Eu nunca entendi… Porque não vens aqui beijar minha boca

Beijo-Rodin

Beijo na boca é algo muito bom, se não o fosse não existiria tanta gente aí espalhada pelo mundo querendo beijar, independente de muitos fatores sociais, econômicos, as pessoas querem um bitoquinha, pode ser um selinho, ou um beijo de língua, beijo de cinema, beijo molhado, beijo seguido de mão no cangote, beijo encostado na parede (famoso beijo de briba), beijo deitado na cama, beijo longo de perder o fôlego ou enxurrada de beijinhos rápidos. Beijar é bom.

Toda uma ansiedade em torno do tema beijo é construído em nossas vidas, e não falo daqueles segundos em que você olha no fundo dos olhos do outro, aproximando-se lentamente, querendo entender se o sinal está aberto para o esperado encontro dos lábios; e sim a ansiedade de “Será que um dia serei beijada”? calma, isso é uma questão de tempo garoto/garota. Seu beijo maravilhoso há de chegar, talvez nem seja tão maravilhoso assim no primeiro, no segundo, no terceiro, porque nas ars do amor o tempo é um ingrediente deliciosamente fundamental.

Para algumas pessoas o tempo de espera do primeiro beijo pode ser maior, ou o intervalo entre um beijo e o próximo, por um determinado número de fatores, dentre eles alguns cruéis tipo padrões e esteriótipos, tão carrascos na nossas adolescência, assim o gordinho negro de óculos não vai se dar bem tão rapidamente na vida afetiva, espera ruim para garota e o garoto que estão explodindo por dentro junto com os milhões de hormônios delas/deles.
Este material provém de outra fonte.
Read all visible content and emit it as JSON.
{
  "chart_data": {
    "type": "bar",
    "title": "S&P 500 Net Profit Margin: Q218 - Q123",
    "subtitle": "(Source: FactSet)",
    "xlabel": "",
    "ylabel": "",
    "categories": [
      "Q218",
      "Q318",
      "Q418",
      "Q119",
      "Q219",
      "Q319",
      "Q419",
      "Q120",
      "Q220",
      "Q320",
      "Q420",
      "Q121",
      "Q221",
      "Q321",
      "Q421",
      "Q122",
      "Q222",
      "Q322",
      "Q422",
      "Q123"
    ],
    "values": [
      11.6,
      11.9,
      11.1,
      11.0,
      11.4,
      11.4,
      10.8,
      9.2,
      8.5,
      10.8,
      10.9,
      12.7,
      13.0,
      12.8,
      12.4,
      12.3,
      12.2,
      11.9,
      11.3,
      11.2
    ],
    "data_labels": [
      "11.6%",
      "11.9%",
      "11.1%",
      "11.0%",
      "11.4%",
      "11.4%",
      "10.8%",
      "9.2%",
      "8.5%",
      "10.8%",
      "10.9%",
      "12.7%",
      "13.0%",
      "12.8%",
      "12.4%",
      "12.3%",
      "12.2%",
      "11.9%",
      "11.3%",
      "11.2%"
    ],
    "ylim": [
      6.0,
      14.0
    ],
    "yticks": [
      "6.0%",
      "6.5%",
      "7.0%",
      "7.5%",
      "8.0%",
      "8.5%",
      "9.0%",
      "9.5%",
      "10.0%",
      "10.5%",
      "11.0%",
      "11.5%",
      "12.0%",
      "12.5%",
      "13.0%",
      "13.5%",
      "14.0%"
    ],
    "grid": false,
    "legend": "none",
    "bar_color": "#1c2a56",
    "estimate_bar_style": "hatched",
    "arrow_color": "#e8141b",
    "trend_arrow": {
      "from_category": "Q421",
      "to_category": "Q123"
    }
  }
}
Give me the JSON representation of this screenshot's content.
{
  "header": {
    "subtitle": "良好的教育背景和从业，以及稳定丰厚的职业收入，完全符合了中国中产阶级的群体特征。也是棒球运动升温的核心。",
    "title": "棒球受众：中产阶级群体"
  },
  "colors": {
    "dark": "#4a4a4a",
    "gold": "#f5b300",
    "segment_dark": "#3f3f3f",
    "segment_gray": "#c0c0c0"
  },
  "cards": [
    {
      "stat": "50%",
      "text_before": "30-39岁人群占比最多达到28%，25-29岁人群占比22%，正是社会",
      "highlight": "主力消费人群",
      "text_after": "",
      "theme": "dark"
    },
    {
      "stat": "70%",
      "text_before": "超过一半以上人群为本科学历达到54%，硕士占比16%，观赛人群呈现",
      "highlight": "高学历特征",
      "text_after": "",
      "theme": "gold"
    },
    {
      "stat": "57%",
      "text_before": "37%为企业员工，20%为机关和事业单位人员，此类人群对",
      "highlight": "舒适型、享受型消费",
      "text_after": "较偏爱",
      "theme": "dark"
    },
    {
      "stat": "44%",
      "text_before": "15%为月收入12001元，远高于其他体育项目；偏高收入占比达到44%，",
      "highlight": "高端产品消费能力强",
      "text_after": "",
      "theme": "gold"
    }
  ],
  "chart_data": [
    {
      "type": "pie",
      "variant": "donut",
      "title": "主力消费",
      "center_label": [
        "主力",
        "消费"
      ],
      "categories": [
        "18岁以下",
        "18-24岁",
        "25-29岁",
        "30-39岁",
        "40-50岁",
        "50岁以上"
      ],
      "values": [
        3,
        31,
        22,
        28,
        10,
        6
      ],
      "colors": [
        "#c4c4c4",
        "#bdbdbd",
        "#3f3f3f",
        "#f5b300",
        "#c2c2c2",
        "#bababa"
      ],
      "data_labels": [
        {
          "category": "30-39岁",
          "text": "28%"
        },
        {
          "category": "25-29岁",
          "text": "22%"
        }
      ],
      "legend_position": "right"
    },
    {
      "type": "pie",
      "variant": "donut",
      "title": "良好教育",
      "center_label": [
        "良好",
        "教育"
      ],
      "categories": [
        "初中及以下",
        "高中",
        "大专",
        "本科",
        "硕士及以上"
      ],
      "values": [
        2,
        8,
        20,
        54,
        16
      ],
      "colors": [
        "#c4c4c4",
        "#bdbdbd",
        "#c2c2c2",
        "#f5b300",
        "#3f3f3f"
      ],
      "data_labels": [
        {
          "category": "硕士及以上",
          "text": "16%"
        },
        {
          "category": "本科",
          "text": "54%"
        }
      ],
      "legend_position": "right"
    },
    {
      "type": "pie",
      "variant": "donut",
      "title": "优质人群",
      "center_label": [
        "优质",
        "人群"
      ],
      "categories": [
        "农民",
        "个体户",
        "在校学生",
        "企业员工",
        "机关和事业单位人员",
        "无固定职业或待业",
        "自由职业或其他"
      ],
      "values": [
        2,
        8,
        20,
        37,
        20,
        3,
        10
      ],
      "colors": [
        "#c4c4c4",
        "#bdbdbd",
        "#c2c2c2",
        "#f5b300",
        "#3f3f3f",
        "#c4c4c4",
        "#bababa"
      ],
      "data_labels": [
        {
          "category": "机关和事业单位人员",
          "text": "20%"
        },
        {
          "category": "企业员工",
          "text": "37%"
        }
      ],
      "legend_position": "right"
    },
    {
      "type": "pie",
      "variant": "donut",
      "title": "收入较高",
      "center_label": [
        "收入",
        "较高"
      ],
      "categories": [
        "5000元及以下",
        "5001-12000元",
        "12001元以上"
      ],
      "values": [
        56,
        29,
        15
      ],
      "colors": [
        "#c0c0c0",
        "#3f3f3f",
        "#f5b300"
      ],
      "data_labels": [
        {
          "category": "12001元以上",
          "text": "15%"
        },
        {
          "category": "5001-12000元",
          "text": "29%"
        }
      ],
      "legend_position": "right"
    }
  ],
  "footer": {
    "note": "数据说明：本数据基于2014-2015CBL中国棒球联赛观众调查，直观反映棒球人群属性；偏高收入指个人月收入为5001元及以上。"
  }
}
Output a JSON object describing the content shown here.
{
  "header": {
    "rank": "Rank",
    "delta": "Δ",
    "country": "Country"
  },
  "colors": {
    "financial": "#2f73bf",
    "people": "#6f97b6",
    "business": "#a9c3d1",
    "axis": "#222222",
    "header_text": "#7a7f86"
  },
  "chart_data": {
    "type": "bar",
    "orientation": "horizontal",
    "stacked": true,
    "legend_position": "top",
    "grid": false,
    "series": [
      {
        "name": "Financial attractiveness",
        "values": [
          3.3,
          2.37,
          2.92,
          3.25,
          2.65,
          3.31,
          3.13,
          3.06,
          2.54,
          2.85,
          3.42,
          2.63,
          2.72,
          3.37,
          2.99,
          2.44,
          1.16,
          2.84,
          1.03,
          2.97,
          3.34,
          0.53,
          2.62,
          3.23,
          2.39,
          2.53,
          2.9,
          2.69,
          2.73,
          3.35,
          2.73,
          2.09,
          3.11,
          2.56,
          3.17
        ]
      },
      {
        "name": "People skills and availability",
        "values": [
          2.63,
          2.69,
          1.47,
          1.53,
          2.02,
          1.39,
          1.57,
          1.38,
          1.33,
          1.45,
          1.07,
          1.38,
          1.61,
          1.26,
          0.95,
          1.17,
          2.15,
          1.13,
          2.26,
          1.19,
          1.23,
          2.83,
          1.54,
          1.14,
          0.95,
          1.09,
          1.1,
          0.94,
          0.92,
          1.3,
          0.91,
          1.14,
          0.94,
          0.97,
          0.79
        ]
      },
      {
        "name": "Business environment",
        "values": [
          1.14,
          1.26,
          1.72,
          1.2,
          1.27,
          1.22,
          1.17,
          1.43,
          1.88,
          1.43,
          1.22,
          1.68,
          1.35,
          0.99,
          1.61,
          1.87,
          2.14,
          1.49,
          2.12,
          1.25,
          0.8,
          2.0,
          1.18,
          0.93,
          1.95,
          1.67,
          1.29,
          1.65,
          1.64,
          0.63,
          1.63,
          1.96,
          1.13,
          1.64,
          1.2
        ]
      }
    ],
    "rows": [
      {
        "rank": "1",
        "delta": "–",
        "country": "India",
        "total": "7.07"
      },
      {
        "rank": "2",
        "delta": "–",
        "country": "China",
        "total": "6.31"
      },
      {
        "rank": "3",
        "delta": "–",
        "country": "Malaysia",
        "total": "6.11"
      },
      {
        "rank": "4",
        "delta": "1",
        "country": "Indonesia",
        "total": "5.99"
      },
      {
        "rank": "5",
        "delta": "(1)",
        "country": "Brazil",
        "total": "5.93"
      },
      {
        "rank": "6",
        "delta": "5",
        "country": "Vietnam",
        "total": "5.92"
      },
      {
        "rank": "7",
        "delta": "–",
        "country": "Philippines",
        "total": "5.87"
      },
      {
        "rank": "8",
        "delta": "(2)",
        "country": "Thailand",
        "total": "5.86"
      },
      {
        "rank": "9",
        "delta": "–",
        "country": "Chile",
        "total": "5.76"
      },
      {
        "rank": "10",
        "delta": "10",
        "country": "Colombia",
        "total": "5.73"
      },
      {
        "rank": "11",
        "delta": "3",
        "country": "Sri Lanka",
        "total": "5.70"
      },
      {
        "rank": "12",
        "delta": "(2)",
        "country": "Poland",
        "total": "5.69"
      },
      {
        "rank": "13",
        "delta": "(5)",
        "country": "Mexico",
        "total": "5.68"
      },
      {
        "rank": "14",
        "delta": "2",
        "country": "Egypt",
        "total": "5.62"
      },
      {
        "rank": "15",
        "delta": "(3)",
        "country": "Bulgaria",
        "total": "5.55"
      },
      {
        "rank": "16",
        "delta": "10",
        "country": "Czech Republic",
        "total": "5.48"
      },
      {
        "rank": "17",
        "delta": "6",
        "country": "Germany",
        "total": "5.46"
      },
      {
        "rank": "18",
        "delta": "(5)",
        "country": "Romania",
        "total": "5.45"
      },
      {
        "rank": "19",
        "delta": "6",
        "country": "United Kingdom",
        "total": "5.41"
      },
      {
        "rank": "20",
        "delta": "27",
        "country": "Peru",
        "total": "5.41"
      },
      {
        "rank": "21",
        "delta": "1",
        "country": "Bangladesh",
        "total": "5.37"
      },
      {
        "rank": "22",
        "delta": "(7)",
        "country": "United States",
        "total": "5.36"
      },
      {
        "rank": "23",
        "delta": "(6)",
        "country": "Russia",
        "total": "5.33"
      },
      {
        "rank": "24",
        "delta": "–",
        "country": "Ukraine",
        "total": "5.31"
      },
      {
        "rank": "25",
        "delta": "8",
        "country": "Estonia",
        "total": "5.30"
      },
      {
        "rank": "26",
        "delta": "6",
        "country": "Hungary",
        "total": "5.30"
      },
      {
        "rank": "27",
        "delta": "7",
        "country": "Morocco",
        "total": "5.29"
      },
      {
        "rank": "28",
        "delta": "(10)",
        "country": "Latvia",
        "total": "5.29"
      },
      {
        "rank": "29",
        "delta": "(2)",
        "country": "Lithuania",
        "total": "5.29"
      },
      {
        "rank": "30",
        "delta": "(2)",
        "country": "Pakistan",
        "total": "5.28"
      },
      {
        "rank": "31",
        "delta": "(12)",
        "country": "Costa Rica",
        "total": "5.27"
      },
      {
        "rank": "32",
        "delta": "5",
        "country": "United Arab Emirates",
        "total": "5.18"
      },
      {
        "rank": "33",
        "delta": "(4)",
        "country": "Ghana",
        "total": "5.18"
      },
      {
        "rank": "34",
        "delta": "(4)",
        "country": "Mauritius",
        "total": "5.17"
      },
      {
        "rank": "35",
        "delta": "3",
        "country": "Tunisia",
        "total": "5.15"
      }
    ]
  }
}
Assunto  tão trivial assim pode ser traumático para muitas, infelizmente está fora de sala de aula, educação sentimental para vida seria dever nosso de educador, demonstrar que padrões são estabelecido culturalmente, e da pior forma, midiaticamente. Você que cresceu nos anos 90/00 deve ter sofrido maus bocados por causa desses padrões.

Fazer ruir toda a herança machista, racista, elitista é tarefa nossa do dia-a-dia, você pode até não atentar para esse fator, mas amar é um ato político, desconstruir as nossas certezas de beleza é necessário, perceber o corpo do outro como possibilidade assim como perceber-se assim como possibilidade é fundamental, dizer um não para os padrões de beleza da mídia, dos seriados americanos, das novelas da globo é uma questão de dignidade humana.

Alguém pode achar o que digo uma tolice, mas a solidão não é nada engraçada, no fim das contas estou falando sobre isso, solidão de pessoas fora dos padrões, de pessoas que anseiam participar do mundo dos amores, de gente que quer ser beijada e sentir-se querida nesse ato.

Toda desconstrução de si é trabalhoso e dispendiosa de tempo, colocando-me como exemplo, Eu que já não era fora dos padrões, lá nos idos dos meus 15 anos de idade, tinha certo receio de ficar e evitava os meninos afeminados, como percebi que era uma tolice isso, hoje inclusive amo, derrubei muitas outras barreiras dos padrões estéticos, vez ou outra ainda tropeço em algumas delas, mas tento me ver com criticidade e questiono-me, “como assim não faz meu tipo”, “em que momento esse mito ‘meu tipo’ surgiu”?

É um desafio distinguir dentro de si preferências de preconceitos, ou gosto pessoal com padrões estéticos incutidos na nossa cabeça. Até brinco com meus amigos dizendo que estou na moda, o tal esteriótipo da pessoa “Urso”, mas e depois, quando a moda passar, e voltar o padrão dos anos 90 de pessoas de corpos perfeito volverei ao nada afetivo ? Penso que não, pois nunca antes todos os padrões foram colocado tanto em questionamento, vamos prosseguir questionando, porque todo mundo tem o direito de beijar bem muito, e ser feliz por isso.